Determination of triglyceride in the human myocardium by magnetic resonance spectroscopy: reproducibility and sensitivity of the method.

The primary aim of this investigation was to determine the reliability and sensitivity of 1H magnetic resonance spectroscopy (1H-MRS) as a method for quantifying myocardial triglyceride (TG) content in humans over time and in response to metabolic perturbations. Three separate experiments were designed to quantify myocardial TG content 1) over a 90-day period, 2) after a high-fat meal, and 3) after a 48-h fast. Proton spectra were collected from a 10 x 20 x 30-mm3 voxel placed within the intraventricular septum, with measurements acquired at end-systole and end-expiration, using cardiac triggering and respiratory gating.
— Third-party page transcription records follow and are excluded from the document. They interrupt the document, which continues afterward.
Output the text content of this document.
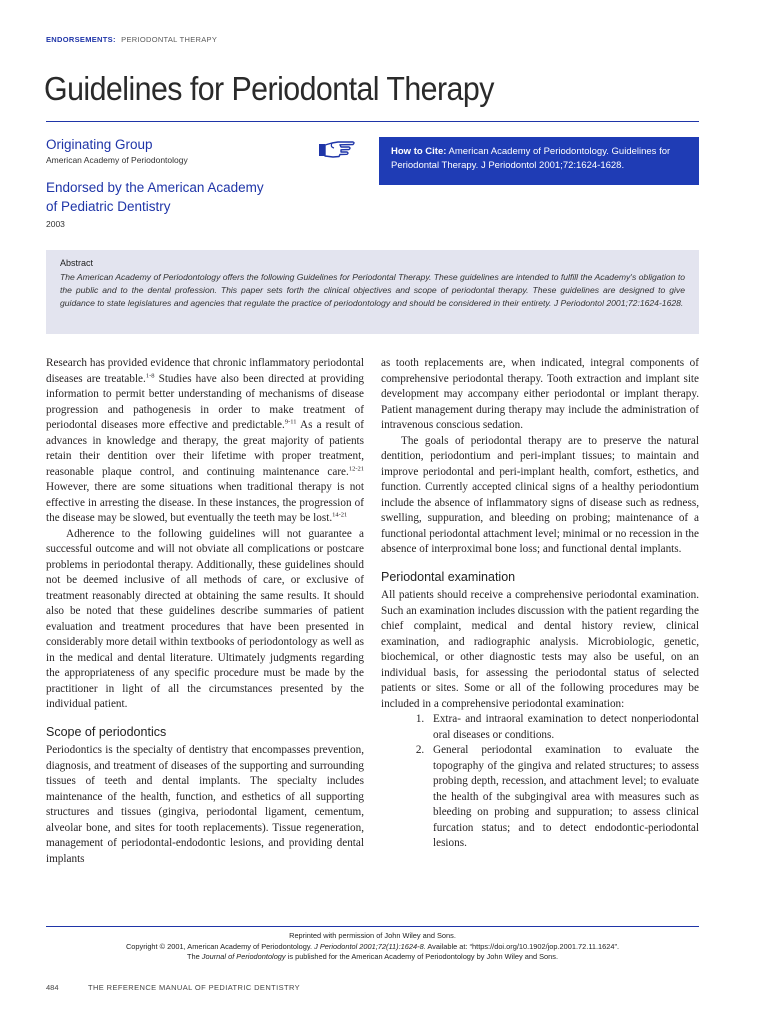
ENDORSEMENTS: PERIODONTAL THERAPY
Guidelines for Periodontal Therapy
Originating Group
American Academy of Periodontology
Endorsed by the American Academy
of Pediatric Dentistry
2003
How to Cite: American Academy of Periodontology. Guidelines for Periodontal Therapy. J Periodontol 2001;72:1624-1628.
Abstract
The American Academy of Periodontology offers the following Guidelines for Periodontal Therapy. These guidelines are intended to fulfill the Academy's obligation to the public and to the dental profession. This paper sets forth the clinical objectives and scope of periodontal therapy. These guidelines are designed to give guidance to state legislatures and agencies that regulate the practice of periodontology and should be considered in their entirety. J Periodontol 2001;72:1624-1628.

Research has provided evidence that chronic inflammatory periodontal diseases are treatable.$^{1-8}$ Studies have also been directed at providing information to permit better understanding of mechanisms of disease progression and pathogenesis in order to make treatment of periodontal diseases more effective and predictable.$^{9-11}$ As a result of advances in knowledge and therapy, the great majority of patients retain their dentition over their lifetime with proper treatment, reasonable plaque control, and continuing maintenance care.$^{12-21}$ However, there are some situations when traditional therapy is not effective in arresting the disease. In these instances, the progression of the disease may be slowed, but eventually the teeth may be lost.$^{14-21}$

Adherence to the following guidelines will not guarantee a successful outcome and will not obviate all complications or postcare problems in periodontal therapy. Additionally, these guidelines should not be deemed inclusive of all methods of care, or exclusive of treatment reasonably directed at obtaining the same results. It should also be noted that these guidelines describe summaries of patient evaluation and treatment procedures that have been presented in considerably more detail within textbooks of periodontology as well as in the medical and dental literature. Ultimately judgments regarding the appropriateness of any specific procedure must be made by the practitioner in light of all the circumstances presented by the individual patient.

Scope of periodontics

Periodontics is the specialty of dentistry that encompasses prevention, diagnosis, and treatment of diseases of the supporting and surrounding tissues of teeth and dental implants. The specialty includes maintenance of the health, function, and esthetics of all supporting structures and tissues (gingiva, periodontal ligament, cementum, alveolar bone, and sites for tooth replacements). Tissue regeneration, management of periodontal-endodontic lesions, and providing dental implants

as tooth replacements are, when indicated, integral components of comprehensive periodontal therapy. Tooth extraction and implant site development may accompany either periodontal or implant therapy. Patient management during therapy may include the administration of intravenous conscious sedation.

The goals of periodontal therapy are to preserve the natural dentition, periodontium and peri-implant tissues; to maintain and improve periodontal and peri-implant health, comfort, esthetics, and function. Currently accepted clinical signs of a healthy periodontium include the absence of inflammatory signs of disease such as redness, swelling, suppuration, and bleeding on probing; maintenance of a functional periodontal attachment level; minimal or no recession in the absence of interproximal bone loss; and functional dental implants.

Periodontal examination

All patients should receive a comprehensive periodontal examination. Such an examination includes discussion with the patient regarding the chief complaint, medical and dental history review, clinical examination, and radiographic analysis. Microbiologic, genetic, biochemical, or other diagnostic tests may also be useful, on an individual basis, for assessing the periodontal status of selected patients or sites. Some or all of the following procedures may be included in a comprehensive periodontal examination:

1. Extra- and intraoral examination to detect nonperiodontal oral diseases or conditions.
2. General periodontal examination to evaluate the topography of the gingiva and related structures; to assess probing depth, recession, and attachment level; to evaluate the health of the subgingival area with measures such as bleeding on probing and suppuration; to assess clinical furcation status; and to detect endodontic-periodontal lesions.
Reprinted with permission of John Wiley and Sons.
Copyright © 2001, American Academy of Periodontology. J Periodontol 2001;72(11):1624-8. Available at: “https://doi.org/10.1902/jop.2001.72.11.1624”.
The Journal of Periodontology is published for the American Academy of Periodontology by John Wiley and Sons.
484	THE REFERENCE MANUAL OF PEDIATRIC DENTISTRY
Minimal variation was observed between myocardial TG content determined 90 days apart (r = 0.98, CV = 5%), whereas TG values were unaffected by a high-fat meal despite a significant twofold increase (P < 0.05) in serum TG. In contrast, myocardial TG content increased threefold (P < 0.05) after a 48-h fast despite a 25% reduction in serum TG. Body mass index was significantly related to myocardial TG (r = 0.58, P < 0.05) and the change in myocardial TG after a 48-h fast (r2 = 0.60). 1H-MRS is a reliable method for the determination of myocardial TG in humans and is relatively unaffected by the consumption of one high-fat meal but sensitive to changes following a prolonged fast.